IL CASO/ La Polonia non partecipò all’Olocausto? Il grave errore di stabilire la verità per legge
Il Parlamento polacco ha approvato una legge che prevede il carcere per chiunque attribuisca alla Polonia una corresponsabilità nell’Olocausto. Un provvedimento pericoloso. ANNALIA GUGLIELMI

Il Parlamento polacco ha approvato il 26 gennaio scorso, mentre il Senato l’ha ratificata oggi, una legge sull’Istituto per la Memoria Nazionale che prevede fino a tre anni di carcere per chiunque “pubblicamente e andando contro i fatti attribuisca alla Nazione polacca o allo Stato Polacco la responsabilità o la corresponsabilità per i crimini nazisti commessi dal III Reich”, che ha suscitato l’indignazione di buona parte dell’opinione pubblica in Polonia e all’estero e soprattutto in Israele, che sta minacciando di ritirare il proprio ambasciatore a Varsavia.
Si tratta di un fatto molto grave: è un’importante limitazione alla libertà di pensiero, di parola e di stampa, ed è un ulteriore passo verso il tentativo di riscrivere la storia della Polonia che l’attuale partito al governo, PiS (Legge e Giustizia), sta portando avanti da tempo.
È di questi stessi giorni la chiusura dell’istruttoria dell’Istituto per la Memoria Nazionale relativa ai documenti che accusavano Lech Walesa di essere un delatore al soldo del partito comunista polacco, che esponenti del PiS avevano reso pubblici.
Si è trattato di un tentativo di colpire la credibilità e l’autorità di cui ancora Walesa gode in patria e all’estero, per sostituirlo come artefice della nascita di Solidarnosc e della caduta del regime comunista con il fratello gemello del leader del PiS, il presidente Lech Kaczynski perito nel 2010 nella tragedia di Smolensk.
L’esame grafologico dei testi, però, ha stabilito che si tratta di un falso, restituendo a Walesa il posto che gli spetta nella storia recente della Polonia e dell’Europa senza ombre e senza dubbi.
Con questa legge si vuole presentare una Polonia, unica nazione europea, totalmente innocente durante la seconda guerra mondiale, tacendo o mistificando qualsiasi evento storico possa macchiare questa immagine, come ad esempio l’eccidio di Jedwabne del 10 luglio 1941, quando tutti gli ebrei del villaggio vennero uccisi dai loro vicini di casa polacchi, o i casi di denuncia di ebrei da parte di polacchi.

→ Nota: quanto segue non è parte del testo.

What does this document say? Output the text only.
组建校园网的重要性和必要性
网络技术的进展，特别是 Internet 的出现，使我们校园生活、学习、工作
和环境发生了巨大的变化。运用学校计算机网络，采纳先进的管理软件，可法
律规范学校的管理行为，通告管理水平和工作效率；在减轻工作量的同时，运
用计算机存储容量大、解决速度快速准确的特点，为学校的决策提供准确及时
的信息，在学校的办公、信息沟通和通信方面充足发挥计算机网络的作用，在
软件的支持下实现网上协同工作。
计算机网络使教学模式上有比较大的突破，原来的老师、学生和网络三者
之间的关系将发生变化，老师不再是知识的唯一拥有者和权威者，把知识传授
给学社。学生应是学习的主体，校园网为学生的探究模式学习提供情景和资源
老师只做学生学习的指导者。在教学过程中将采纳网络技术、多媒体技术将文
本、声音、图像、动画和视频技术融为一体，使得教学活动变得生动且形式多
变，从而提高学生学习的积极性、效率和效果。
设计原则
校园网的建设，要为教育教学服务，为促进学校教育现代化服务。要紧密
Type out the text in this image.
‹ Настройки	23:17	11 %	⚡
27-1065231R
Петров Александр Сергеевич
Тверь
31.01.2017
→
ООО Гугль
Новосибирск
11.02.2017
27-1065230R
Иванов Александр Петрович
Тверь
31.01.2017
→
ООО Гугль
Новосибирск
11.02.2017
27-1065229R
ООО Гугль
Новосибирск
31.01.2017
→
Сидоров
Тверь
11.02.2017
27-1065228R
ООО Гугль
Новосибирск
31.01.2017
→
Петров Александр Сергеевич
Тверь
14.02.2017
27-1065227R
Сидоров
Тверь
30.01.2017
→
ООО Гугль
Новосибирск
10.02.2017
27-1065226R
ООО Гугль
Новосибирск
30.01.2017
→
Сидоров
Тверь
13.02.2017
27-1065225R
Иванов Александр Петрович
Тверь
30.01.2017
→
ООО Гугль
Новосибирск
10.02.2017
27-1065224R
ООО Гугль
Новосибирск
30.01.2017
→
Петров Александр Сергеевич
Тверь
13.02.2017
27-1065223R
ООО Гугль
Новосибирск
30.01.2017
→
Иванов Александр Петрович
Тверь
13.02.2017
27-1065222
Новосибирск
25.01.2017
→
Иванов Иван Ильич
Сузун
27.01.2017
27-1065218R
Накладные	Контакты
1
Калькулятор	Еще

Si cerca forse di far leva sull’antisemitismo di alcune frange estreme neofasciste e neonaziste, che abbiamo visto sfilare per le strade di Varsavia qualche mese fa, per alimentare la paura del diverso, di tutto ciò che possa macchiare o contaminare l’essere polacco, e quindi, forse, anche per rafforzare la posizione di chiusura all’accoglienza dei migranti che ha portato la Commissione europea ad attivare l’articolo 7 del Trattato di Lisbona, che potrebbe privare la Polonia del diritto di voto nel Consiglio d’Europa, e per rafforzare nell’immaginario collettivo l’immagine di una Polonia assediata, unico e ultimo baluardo della cristianità.